Hi Issac, Did you compile the installations of Nektar++ on the two clusters yourself? I would assume it’s important to ensure that both are built with the same set of options / dependencies. If not, this could result in some differences - e.g. are both installations compiled either with, or without FFTW or other optional dependencies. I’m not an expert on the mathematical aspects of the problem but I suspect that this is likely to be related to some difference in the builds of Nektar++. This is just an initial thought, maybe a member of the community with more knowledge of the specifics of the problem your solving can offer other insights. Kind regards, Jeremy
On 24 Jul 2023, at 03:07, Isaac Rosin <isaac.rosin1@ucalgary.ca> wrote:
This email from isaac.rosin1@ucalgary.ca <mailto:isaac.rosin1@ucalgary.ca> originates from outside Imperial.
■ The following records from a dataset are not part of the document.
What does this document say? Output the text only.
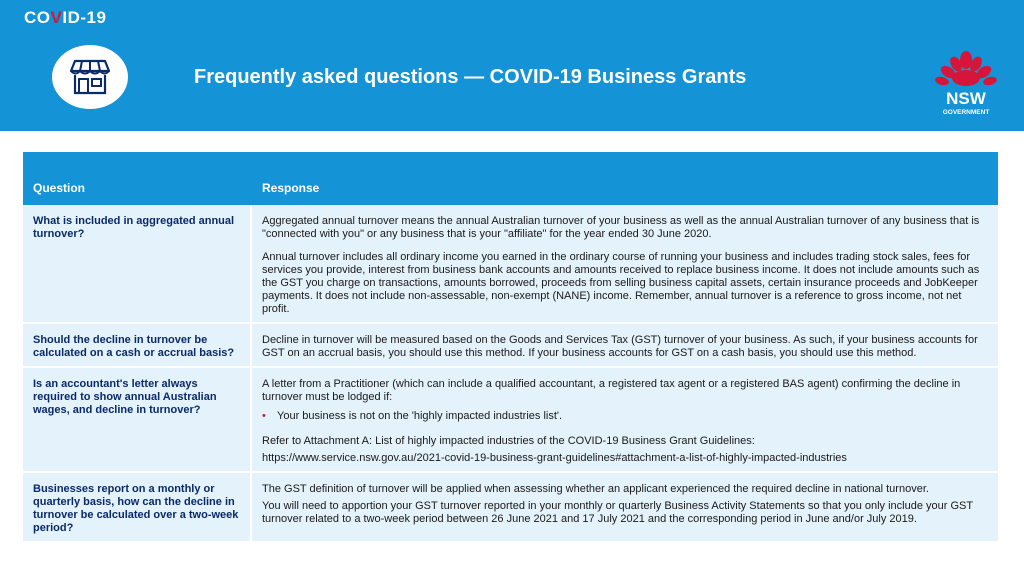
COVID-19
Frequently asked questions — COVID-19 Business Grants
NSW
GOVERNMENT
Question	Response
What is included in aggregated annual turnover?

Aggregated annual turnover means the annual Australian turnover of your business as well as the annual Australian turnover of any business that is "connected with you" or any business that is your "affiliate" for the year ended 30 June 2020.

Annual turnover includes all ordinary income you earned in the ordinary course of running your business and includes trading stock sales, fees for services you provide, interest from business bank accounts and amounts received to replace business income. It does not include amounts such as the GST you charge on transactions, amounts borrowed, proceeds from selling business capital assets, certain insurance proceeds and JobKeeper payments. It does not include non-assessable, non-exempt (NANE) income. Remember, annual turnover is a reference to gross income, not net profit.

Should the decline in turnover be calculated on a cash or accrual basis?

Decline in turnover will be measured based on the Goods and Services Tax (GST) turnover of your business. As such, if your business accounts for GST on an accrual basis, you should use this method. If your business accounts for GST on a cash basis, you should use this method.

Is an accountant's letter always required to show annual Australian wages, and decline in turnover?

A letter from a Practitioner (which can include a qualified accountant, a registered tax agent or a registered BAS agent) confirming the decline in turnover must be lodged if:

•	Your business is not on the 'highly impacted industries list'.

Refer to Attachment A: List of highly impacted industries of the COVID-19 Business Grant Guidelines:

https://www.service.nsw.gov.au/2021-covid-19-business-grant-guidelines#attachment-a-list-of-highly-impacted-industries

Businesses report on a monthly or quarterly basis, how can the decline in turnover be calculated over a two-week period?

The GST definition of turnover will be applied when assessing whether an applicant experienced the required decline in national turnover.

You will need to apportion your GST turnover reported in your monthly or quarterly Business Activity Statements so that you only include your GST turnover related to a two-week period between 26 June 2021 and 17 July 2021 and the corresponding period in June and/or July 2019.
Do not click on links and attachments unless you recognise the sender. If you trust the sender, add them to your safe senders list <https://spam.ic.ac.uk/SpamConsole/Senders.aspx> to disable email stamping for this address.
Hello Nektar,
I am unable to restart a simulation after moving the case files to a new cluster. I began the simulation on one cluster and ran it to the end of the transient flow stage. Once finished, took the final .fld file, put it on another cluster and tried to run it from that time step. My expansion section is
<EXPANSIONS> <F VAR="u,v,w,p" FILE="session.fld" /> </EXPANSIONS>
and my initial conditions are
<FUNCTION NAME="InitialConditions"> <F VAR="u,v,w,p" FILE="session.fld" /> </FUNCTION>
When I try to start the simulation on the new cluster, I get the same CG iterations problem every time (see output file as text at the bottom of this email). The new cluster uses different CPUs, so I thought this could have something to do with it, but I am still getting the same problem when I try different CPUs. The only thing I tried which had any effect was changing the time step size. This shouldn't have been necessary because the one I was using was already keeping the CFL low (~0.5) during the transient flow. Decreasing CFL only lowered the size of the error on the CG iterations made... line displayed before the Level 0 assertion violation, and not by much.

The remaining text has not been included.